The Throne Verse, and the Erasure of Muslim Contributions from Western History

The Throne Verse, and the Erasure of Muslim Contributions from Western History January 27, 2019

 

Do I have a copy of this? I should look.
A cover from the two-volume second edition (Amazon.com)

 

Long ago, I wrote the article on Allah for the Encyclopedia of Islam and the Muslim World (New York: Macmillan Reference USA, 2003), and then I revised that article for the Encyclopedia‘s second edition, which appeared in 2016.

 

The most fundamental change to that article was very short sidebar that accompanied my main entry.  This is how it reads, including my translation of the verse that it discusses:

 

The Throne Verse

The Qur’an’s famous Throne Verse (2:255) offers a fine summary of basic Islamic teaching regarding God.

 “Allah! There is no god but he, the Living, the Everlasting. Neither slumber nor sleep seizes him. His are all things in the heavens and the earth. Who is there who can intercede with him, except by his leave? He knows what is before them and what is behind them, while they comprehend nothing of his knowledge except as he wills. His throne extends over the heavens and the earth. Sustaining them does not burden him, for he is the Most High, the Supreme.”

Perhaps the most popular and beloved passage in the Qur‘an, this often-memorized assertion of God’s universal dominion is a favorite of artists across the Islamic world. Tradition credits it with a special saving power and reports that the prophet Muhammad himself considered it the greatest verse revealed to him.
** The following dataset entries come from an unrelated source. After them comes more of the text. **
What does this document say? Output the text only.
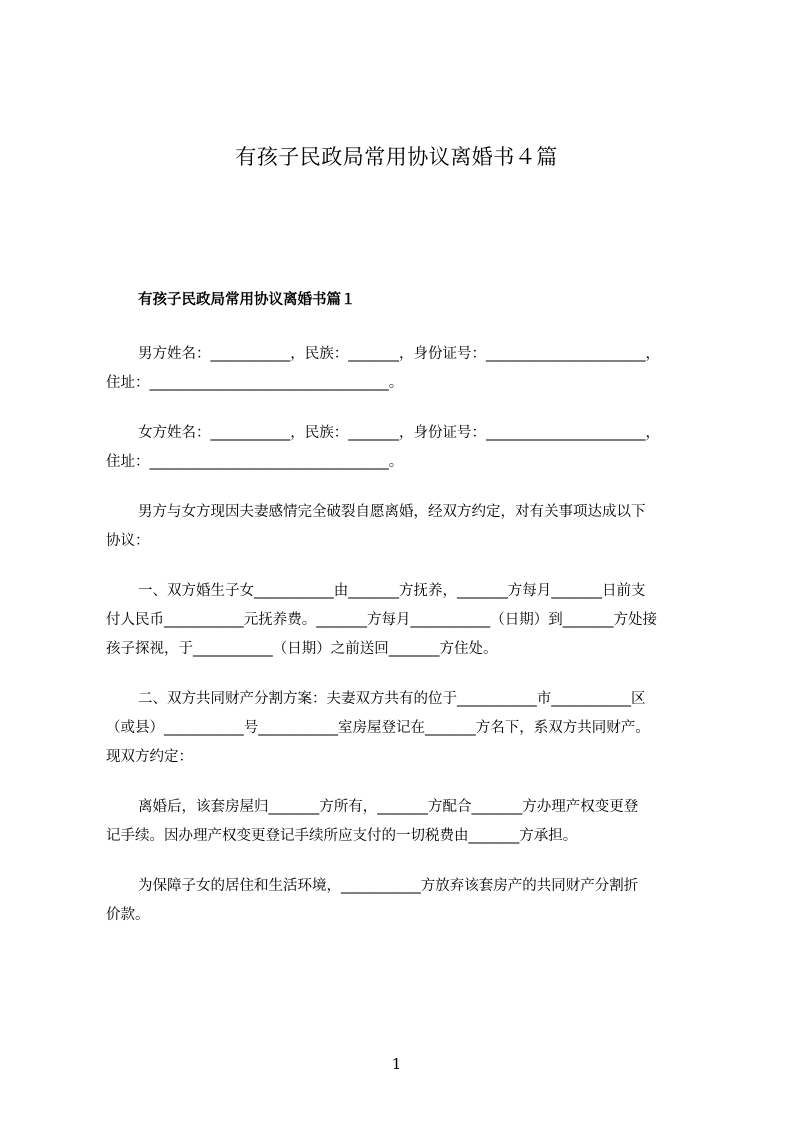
有孩子民政局常用协议离婚书４篇
有孩子民政局常用协议离婚书篇１
男方姓名：___________，民族：_______，身份证号：______________________，
住址：_________________________________。
女方姓名：___________，民族：_______，身份证号：______________________，
住址：_________________________________。
男方与女方现因夫妻感情完全破裂自愿离婚，经双方约定，对有关事项达成以下
协议：
一、双方婚生子女___________由_______方抚养，_______方每月_______日前支
付人民币___________元抚养费。_______方每月___________（日期）到_______方处接
孩子探视，于___________（日期）之前送回_______方住处。
二、双方共同财产分割方案：夫妻双方共有的位于___________市___________区
（或县）___________号___________室房屋登记在_______方名下，系双方共同财产。
现双方约定：
离婚后，该套房屋归_______方所有，_______方配合_______方办理产权变更登
记手续。因办理产权变更登记手续所应支付的一切税费由_______方承担。
为保障子女的居住和生活环境，___________方放弃该套房产的共同财产分割折
价款。
1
The depth of Muslim devotion to Allah is apparent virtually everywhere in Islamic life, including even in the use of elaborate calligraphic renditions of the word Allah as architectural and artistic ornamentation.

 

***

 

A slightly different version of the lecture given by my friend Dr. Glen M. Cooper on 10 January 2019 at BYU’s David M. Kennedy Center for International Studies has now been posted, including the introduction that was given to him, with a new address:

 

“Memory and Erasure in the Story of the West: Where Have All the Muslims Gone?”

 

Glen Cooper graduated from Brigham Young University in physics and astronomy, and continued his academic career by studying philosophy at Oxford. Later, Dr. Cooper went on to earn his Ph.D. in the history of Islamic science and culture from Columbia University. Additionally, Dr. Cooper has worked on the Islamic Translation series at the BYU Maxwell Institute, taught Middle Eastern history at BYU, and taught history and religion classes at the Claremont Colleges in greater Los Angeles. He has also taught Greek, Byzantine, Jewish, and South Asian history courses. Dr. Cooper is very widely published, especially on the topic of Islamic science, and currently resides in Springville, Utah, where he is working away on his next book.